The post displayed a mural of Kanafani’s eyes in Silwan, which it described as being in “occupied Jerusalem, Palestine” and included quotes praising his “cultural resistance” and describing him as a martyr.
It was accompanied by the caption: “Kanafani’s “resistance literature” moved the world to connect with Palestinian experiences of struggle, exile, love, and loss.
"The Israeli government felt so threatened by the power of his word, that they assassinated him on July 8, 1972, in Beirut, Lebanon. He was only 34 years old.”
It failed, however, to mention that, as well as being a leading novelist, Kanafani was the public face of the PFLP, which is proscribed as a terrorist group in the US, until his death.
He was assassinated in a car bombing carried out by Mossad in the wake of that year’s Lod Airport Massacre.
The attack was masterminded by the PFLP, which recruited member of the Japanese Red Army (a militant communist group) to assault what is now Ben-Gurion Airport in Tel Aviv.

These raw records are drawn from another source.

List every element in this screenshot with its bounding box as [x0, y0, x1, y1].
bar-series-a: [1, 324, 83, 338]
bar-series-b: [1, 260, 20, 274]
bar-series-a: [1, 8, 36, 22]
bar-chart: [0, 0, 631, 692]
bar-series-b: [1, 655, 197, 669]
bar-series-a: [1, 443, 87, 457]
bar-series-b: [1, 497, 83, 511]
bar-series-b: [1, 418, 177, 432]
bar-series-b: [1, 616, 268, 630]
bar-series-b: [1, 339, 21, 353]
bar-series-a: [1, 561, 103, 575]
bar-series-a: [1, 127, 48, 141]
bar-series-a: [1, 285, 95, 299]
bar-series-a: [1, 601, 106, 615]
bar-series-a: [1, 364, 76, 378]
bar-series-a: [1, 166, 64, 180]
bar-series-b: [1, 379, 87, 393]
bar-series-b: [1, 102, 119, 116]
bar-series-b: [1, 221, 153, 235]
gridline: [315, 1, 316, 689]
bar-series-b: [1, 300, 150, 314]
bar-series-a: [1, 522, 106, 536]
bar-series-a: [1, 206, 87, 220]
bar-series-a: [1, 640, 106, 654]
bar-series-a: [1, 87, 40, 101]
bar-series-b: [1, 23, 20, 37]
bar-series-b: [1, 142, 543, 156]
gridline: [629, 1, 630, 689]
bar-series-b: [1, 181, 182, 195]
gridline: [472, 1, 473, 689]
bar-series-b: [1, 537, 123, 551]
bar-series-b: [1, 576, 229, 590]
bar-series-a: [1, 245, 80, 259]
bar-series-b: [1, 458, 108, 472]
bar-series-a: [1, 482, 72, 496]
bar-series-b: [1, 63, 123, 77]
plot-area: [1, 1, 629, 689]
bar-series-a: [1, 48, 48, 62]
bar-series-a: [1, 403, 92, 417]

The three terrorists used Czechoslovakian assault rifles and grenades to kill 26 people and wound 80.
Kanafani himself was seen in photographs with the three perpetrators – Kōzō Okamoto, Tsuyoshi Okudaira and Yasuyuki Yasuda – in the run up to the attack and, as PFLP spokesperson, was the one who claimed responsibility for it on behalf of the group.
The massacre was among the deadliest terror attacks in Israeli history until the Hamas-led massacres on October 7, 2023.
IfNotNow has been contacted for comment.